First, run ESET – nobody does it better.  News articles about “Is antivirus software dead?” are just incredibly ignorant and not worth the time to read, yes, you need it, go get it.  If you have McAfee, you still don’t have antivirus protection even though their marketing team says you do, it’s a lie.
 
Second, turn Web Filters off but enable all categories to block absolutely everything!  This way if you don’t have ESET or your phone stops working, you know Comcast quietly turned this “feature” back on again.
 
Notice in the screenshots below, Web Filters is off but Protection Level is custom and all categories are blocked.

Some things to notice here are the categories of sites to be filtered – there is no context that any household should ever block these things.  If you can’t allow Art because you don’t want your children to see Venus DeMilo’s dirty boobies, you have problems other than security.  If you can’t handle Greeting Cards or don’t want to get infected with other people’s Politics and be bothered with how laws are passed in your own country, I can’t help you.    Sports is violence!  Scary!  Sex Ed, can’t have that…

Do you think articles about Trump would be categorized under cults? That’s a matter of opinion – form your own.

When you allow someone else to set your Internet filters, you relegate control of your own education and exposure to what’s happening in the world to someone else.

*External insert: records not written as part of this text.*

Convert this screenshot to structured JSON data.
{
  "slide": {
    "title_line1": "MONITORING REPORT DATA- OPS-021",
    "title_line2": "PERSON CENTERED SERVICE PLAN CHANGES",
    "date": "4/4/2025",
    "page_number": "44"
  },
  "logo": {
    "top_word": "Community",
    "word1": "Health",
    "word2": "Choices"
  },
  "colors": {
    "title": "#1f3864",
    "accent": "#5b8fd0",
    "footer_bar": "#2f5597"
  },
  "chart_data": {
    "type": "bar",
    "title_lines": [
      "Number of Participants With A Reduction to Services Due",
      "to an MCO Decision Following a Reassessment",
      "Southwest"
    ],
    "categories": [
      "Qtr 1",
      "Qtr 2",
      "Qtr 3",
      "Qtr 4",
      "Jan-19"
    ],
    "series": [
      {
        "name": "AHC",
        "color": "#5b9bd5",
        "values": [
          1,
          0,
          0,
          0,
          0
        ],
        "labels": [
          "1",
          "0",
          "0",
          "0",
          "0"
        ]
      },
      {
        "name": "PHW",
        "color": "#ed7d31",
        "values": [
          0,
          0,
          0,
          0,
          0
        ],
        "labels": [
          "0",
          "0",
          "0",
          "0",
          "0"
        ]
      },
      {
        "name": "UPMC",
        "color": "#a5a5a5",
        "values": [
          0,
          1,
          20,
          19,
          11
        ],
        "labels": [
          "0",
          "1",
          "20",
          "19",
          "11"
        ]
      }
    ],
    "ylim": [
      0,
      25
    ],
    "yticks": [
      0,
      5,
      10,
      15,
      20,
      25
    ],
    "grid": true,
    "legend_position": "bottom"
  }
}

You stop really parenting, and can’t even speak intelligently to your children about what they learn in school when they get home.

Lastly: log into the service portal (business or home) and watch what websites they see you visiting:

This is valuable because a) it reminds you that you have no privacy with any website you visit unless you use a VPN, and b) demonstrates whether your VPN is working because if it were, they shouldn’t have any websites listed.

Reminder: when you visit this portal, keep checking that Web Filters are OFF because ON is the default, and they’ll flip it back on just because you logged in to ensure it’s off!

I hope you found this article helpful.  Keeping an eye on your ISP, browsers, cell phone settings and other defaults takes time – hours – and they make it complicated on purpose. Fight the good fight.